After a meeting with the president in the Oval Office, some on the far-right won additional savage restrictions, notably a requirement that all low-income adults would have to prove they hold a job — even if they are not able to get a job — to qualify for Medicaid health coverage.
What about any pain and suffering that causes? Irrelevant to Arrington. “Let’s prevent idleness,” he said, contending that the work mandate would “make this not so much of a seductive entitlement.”
It’s the ideology that the disadvantaged are lazy, unwilling to work and “takers” (as former Massachusetts Gov. Mitt Romney said) stealing from the “producers” of society, unworthy of any public support.
It’s the ideology that safety nets reflect an immoral collectivism, which Ayn Rand, the right-wing writer who is a demigod to people like Paul Ryan, called “the tribal premise of primordial savages.”
Ryan, the person most identified with the Republican health care plan, daily lives out his vision of austerity, dismantling any public protections for those he deems undeserving, and transferring wealth to the “producers” and the wealthy. That’s why the health care plan includes more than $330 billion in tax breaks for the wealthy and another $1 trillion in tax breaks for corporations, which Ryan has been promoting in interviews with right-wing media.
And it’s why Ryan could laughingly tell another interviewer of the cuts to Medicaid: “We’ve been dreaming of this since I’ve been around — since you and I were drinking at a keg. … I’ve been thinking about this stuff for a long time. We’re on the cusp of doing something we’ve long believed in.”
The same philosophy is reflected in the proposed administration budget, which diverts funding for humanitarian programs and environmental protections to add tens of billions of dollars in more money for military spending.
Most notoriously, the budget would end the Meals on Wheels program, which last year alone served 219 million meals to homebound seniors, the disabled and veterans, would eliminate grants to help low-income people with winter heating bills, and would slash funding for job training for disadvantaged youth.

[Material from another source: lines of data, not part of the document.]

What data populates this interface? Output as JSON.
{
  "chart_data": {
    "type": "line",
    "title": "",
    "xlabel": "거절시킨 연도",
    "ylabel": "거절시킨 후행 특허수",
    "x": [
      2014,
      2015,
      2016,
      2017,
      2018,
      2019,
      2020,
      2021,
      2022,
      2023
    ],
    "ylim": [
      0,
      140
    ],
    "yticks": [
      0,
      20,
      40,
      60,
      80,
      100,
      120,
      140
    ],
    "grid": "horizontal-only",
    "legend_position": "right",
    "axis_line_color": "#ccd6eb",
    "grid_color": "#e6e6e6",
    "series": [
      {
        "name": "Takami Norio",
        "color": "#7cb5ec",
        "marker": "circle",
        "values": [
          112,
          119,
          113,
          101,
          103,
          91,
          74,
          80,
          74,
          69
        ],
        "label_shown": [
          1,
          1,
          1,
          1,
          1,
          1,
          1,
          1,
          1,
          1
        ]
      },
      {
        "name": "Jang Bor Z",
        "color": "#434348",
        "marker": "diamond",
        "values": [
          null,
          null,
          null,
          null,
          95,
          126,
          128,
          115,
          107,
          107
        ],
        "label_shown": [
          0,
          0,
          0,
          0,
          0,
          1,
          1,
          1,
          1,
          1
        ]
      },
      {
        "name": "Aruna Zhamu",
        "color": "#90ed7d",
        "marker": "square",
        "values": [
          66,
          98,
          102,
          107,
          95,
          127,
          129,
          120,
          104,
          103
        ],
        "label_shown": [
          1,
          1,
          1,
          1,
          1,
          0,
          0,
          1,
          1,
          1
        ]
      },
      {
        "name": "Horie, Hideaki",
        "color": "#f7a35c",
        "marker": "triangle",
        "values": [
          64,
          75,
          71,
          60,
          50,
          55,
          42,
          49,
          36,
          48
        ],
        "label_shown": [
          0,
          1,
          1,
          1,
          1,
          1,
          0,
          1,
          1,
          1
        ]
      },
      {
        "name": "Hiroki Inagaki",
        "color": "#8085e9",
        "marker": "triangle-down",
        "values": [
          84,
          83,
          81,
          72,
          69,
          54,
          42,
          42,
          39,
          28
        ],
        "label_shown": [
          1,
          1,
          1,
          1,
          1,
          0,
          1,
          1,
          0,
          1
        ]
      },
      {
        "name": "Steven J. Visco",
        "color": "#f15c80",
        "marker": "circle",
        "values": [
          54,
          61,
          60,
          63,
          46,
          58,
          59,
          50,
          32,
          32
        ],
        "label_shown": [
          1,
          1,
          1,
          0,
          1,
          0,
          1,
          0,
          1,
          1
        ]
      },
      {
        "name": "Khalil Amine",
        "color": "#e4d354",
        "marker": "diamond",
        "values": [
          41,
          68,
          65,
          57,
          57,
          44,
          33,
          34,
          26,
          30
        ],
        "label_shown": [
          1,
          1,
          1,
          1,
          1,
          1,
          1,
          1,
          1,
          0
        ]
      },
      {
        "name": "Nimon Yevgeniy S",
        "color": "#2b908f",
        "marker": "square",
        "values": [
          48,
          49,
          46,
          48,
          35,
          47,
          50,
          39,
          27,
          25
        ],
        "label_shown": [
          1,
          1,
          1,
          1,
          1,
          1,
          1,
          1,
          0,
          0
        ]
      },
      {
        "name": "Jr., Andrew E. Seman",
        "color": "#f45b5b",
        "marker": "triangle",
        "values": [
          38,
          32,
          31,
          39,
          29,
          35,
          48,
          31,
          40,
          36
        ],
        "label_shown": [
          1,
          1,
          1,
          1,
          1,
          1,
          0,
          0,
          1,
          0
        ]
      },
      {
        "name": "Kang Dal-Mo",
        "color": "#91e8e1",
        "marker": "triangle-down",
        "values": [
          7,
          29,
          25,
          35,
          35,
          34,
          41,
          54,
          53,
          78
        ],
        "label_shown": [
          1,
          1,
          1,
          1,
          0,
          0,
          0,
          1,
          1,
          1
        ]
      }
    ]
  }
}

But those priorities are music to the ears of one of its architects, White House budget chief Mick Mulvaney, who branded the transfer of wealth from poor people to military procurement “one of the most compassionate things we can do.”
Jonathan Swift would recognize Mulvaney, Ryan and company as worthy of high honor: “Whoever could find a fair, cheap and easy method of making these (poor) children sound, useful members of the commonwealth would deserve so well of the public as to have his statue set up for a preserver of the nation.”